Chemo lasted 5 months all in all. I did 16 rounds of chemotherapy- 4 rounds of really intense chemo that were bi weekly, and 12 round of weekly treatments. I never threw up throughout my treatments, I lost a lot of hair, but never went bald. My eyelashes were gone, and my eyebrows so faded you could barely see them, but I did it.
November 2, 2017 was my last chemo, (four years ago to this day) we celebrated with a big Pink Party, and combined it with a housewarming party too, as two months prior Dylan and I closed on our first home together. Chemotherapy, IVF, and one surgery was behind me. I still had reconstructive surgery, radiation, and physical therapy to go, but it felt manageable after all I had just been through the last 6 months.
Fast forward to May 2018, the day after my birthday, Dylan popped the question, after all we had been through we made it, and we made it out stronger than ever. There wasn’t a doubt in my mind this was the man I wanted to marry and spend the rest of my life with. We wed 30 days later with our closest family around us under a gazebo in a fairytale garden, and it was the happiest day of my life.
We always knew we wanted to have a family, but because of the medicine I was put on, I was told I had to wait 2 years for clean scans before getting off and trying.

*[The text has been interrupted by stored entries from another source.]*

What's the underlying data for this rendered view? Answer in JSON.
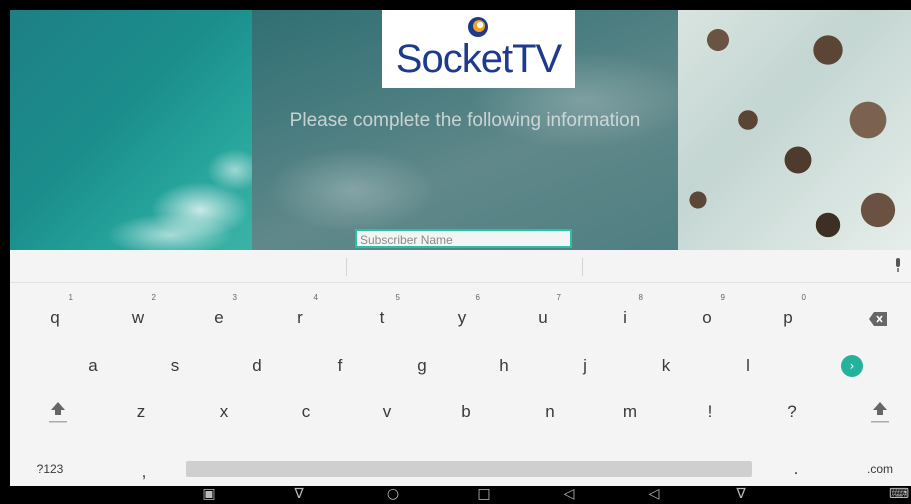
{
  "logo": {
    "brand_part1": "Socket",
    "brand_part2": "TV",
    "colors": {
      "brand": "#1d3a8c",
      "accent": "#f2a21b"
    }
  },
  "form": {
    "prompt": "Please complete the following information",
    "subscriber_field": {
      "placeholder": "Subscriber Name",
      "value": ""
    }
  },
  "keyboard": {
    "row1": [
      {
        "label": "q",
        "hint": "1"
      },
      {
        "label": "w",
        "hint": "2"
      },
      {
        "label": "e",
        "hint": "3"
      },
      {
        "label": "r",
        "hint": "4"
      },
      {
        "label": "t",
        "hint": "5"
      },
      {
        "label": "y",
        "hint": "6"
      },
      {
        "label": "u",
        "hint": "7"
      },
      {
        "label": "i",
        "hint": "8"
      },
      {
        "label": "o",
        "hint": "9"
      },
      {
        "label": "p",
        "hint": "0"
      }
    ],
    "row2": [
      "a",
      "s",
      "d",
      "f",
      "g",
      "h",
      "j",
      "k",
      "l"
    ],
    "row3": [
      "z",
      "x",
      "c",
      "v",
      "b",
      "n",
      "m",
      "!",
      "?"
    ],
    "symbols_key": "?123",
    "comma_key": ",",
    "period_key": ".",
    "dotcom_key": ".com",
    "icons": {
      "backspace": "backspace-icon",
      "enter": "go-icon",
      "shift": "shift-icon",
      "mic": "mic-icon"
    },
    "accent_color": "#24b39a"
  },
  "navbar": {
    "icons": [
      "screenshot-icon",
      "volume-down-nav-icon",
      "home-icon",
      "recents-icon",
      "volume-down-icon",
      "volume-up-icon",
      "back-icon",
      "keyboard-switch-icon"
    ]
  }
}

Finally the day came.
After two MRI’s, a Cat Scan, Brain Scan, and Mammogram, my results came back clean, and my doctor felt safe taking me off my medicine and gave us the green light to start trying for a baby! Three months later, 4 days after Christmas on December 29th I woke up and decided to take a pregnancy test. I was 4 days late, feeling super bloated and was anxious to see. I wanted to do it alone because if it was positive I wanted to surprise Dylan with the news. Just minutes after peeing on the stick there it was, clear as day those two pink lines I had dreamed of. I immediately burst into tears. Within 3 months of trying- we did it, we were about to become mom and dad. My body had been through so much and yet here I was pregnant, I was going to be able to carry my baby inside of me, something I feared the cancer had stolen from me. Nine months later on August 27th, 2020 we welcomed the most perfect beautiful healthy baby boy, and our lives were and still are forever changed in the best way possible.
However, just because the cancer is gone, the surgeries are over, and chemo had ended doesn’t mean I’m free. I still have scan-xiety, I still take medicine daily, followed by a shot every 28 days as a preventative, I still have the scars, and fear of reoccurrence. My journey is not over, the book is not closed, but for now that chapter is. I’m thankful everyday I’m able to wake up and spend it with my family.
So, my advice to anyone going through something they feel is impossible to get through, you’re stronger than you give yourself credit for. Surround yourself with people who love and support you, and laugh a lot, those are the things that saved me.
Thanks for your love, support, and following along with me on this journey.